- Born: 5 October 1972 (age 53) Marignane, France
- Education: Sciences Po Centre de formation des journalistes
- Occupations: Journalist TV presenter
- Years active: 1995–present
- Television: LCI (1996–2007) BFM TV (2007–present)

= Karine de Ménonville =

French journalist and television presenter

Karine de Ménonville (born 5 October 1972) is a French journalist and television presenter.

== Education and early career ==
Karine de Ménonville was born in Marignane in the department of Bouches-du-Rhône. She graduated in 1993 at Sciences Po and in 1996 at the Centre de formation des journalistes (CFJ) in Paris where she followed a specialization in television, studying with journalists Anne-Sophie Lapix and Nathalie Renoux.

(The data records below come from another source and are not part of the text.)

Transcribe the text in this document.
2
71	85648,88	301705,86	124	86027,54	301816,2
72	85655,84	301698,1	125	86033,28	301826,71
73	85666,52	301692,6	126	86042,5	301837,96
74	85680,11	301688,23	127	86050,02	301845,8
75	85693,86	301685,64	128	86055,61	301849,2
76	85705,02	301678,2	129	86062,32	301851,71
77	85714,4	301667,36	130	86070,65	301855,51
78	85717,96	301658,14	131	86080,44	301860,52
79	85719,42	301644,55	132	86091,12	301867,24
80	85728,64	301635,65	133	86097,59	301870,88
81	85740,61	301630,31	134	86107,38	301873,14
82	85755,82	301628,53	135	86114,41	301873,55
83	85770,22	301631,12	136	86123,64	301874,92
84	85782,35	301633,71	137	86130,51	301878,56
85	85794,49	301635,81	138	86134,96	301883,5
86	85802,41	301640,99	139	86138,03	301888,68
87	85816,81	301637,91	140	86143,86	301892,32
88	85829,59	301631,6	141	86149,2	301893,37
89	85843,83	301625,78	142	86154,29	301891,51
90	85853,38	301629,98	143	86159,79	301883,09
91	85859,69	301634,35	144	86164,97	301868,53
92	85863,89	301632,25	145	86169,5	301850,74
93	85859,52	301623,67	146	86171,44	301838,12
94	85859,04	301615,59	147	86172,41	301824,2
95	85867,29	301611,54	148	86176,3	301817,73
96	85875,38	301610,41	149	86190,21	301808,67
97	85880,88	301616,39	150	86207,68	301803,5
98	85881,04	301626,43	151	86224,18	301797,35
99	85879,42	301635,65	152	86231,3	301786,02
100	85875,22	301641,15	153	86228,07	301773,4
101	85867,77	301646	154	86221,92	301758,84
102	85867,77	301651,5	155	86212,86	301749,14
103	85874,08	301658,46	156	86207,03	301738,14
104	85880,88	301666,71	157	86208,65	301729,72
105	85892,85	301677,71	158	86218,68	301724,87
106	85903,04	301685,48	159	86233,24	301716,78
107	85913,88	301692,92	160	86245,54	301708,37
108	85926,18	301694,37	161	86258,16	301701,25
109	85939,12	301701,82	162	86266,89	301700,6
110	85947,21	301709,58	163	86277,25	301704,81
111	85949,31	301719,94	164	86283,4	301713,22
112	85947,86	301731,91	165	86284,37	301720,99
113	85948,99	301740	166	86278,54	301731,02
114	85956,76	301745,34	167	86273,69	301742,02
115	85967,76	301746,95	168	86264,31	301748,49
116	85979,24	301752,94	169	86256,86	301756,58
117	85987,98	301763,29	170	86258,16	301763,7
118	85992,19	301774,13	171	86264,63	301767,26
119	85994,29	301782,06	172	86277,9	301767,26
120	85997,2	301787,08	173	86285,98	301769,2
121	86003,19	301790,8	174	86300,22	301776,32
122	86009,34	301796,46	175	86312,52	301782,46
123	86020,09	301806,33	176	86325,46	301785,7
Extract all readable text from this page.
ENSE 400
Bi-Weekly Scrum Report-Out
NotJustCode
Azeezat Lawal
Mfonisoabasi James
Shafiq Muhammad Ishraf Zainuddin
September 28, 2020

Along with her studies, she worked in 1995 as a freelance journalist for Le Parisien and Le Dauphiné libéré, and finally in 1996 for France 3 Côte d'Azur.

== Television career ==
From 1996 to 2007, she worked on the continuous news channel LCI as a reporter and then as a news presenter. In June 2007, she joined BFM TV for the third version of the continuous news channel and presents of the morning news Première édition with Christophe Delay. Télé 7 Jours estimated in June 2008 that she brought "professionalism and mischief" at that news session.

In August 2009, Karine de Ménonville started co-hosting Info 360 with Ronald Guintrange. Going to maternity leave from February to May 2010, she is replaced by Stéphanie de Muru and at her return in June, Thomas Misrachi began co-hosting the program. In August 2010, Karine de Ménonville started again co-hosting the midday part with Stéphanie de Muru and Gilane Barret, and only with Gilane Barret after the departure for maternity leave of Stéphanie de Muru. In September 2012, she presents again with Ronald Guintrange on the Midi|15H, after the departure of Gilane Barret for the weekday afternoon edition of Non-Stop.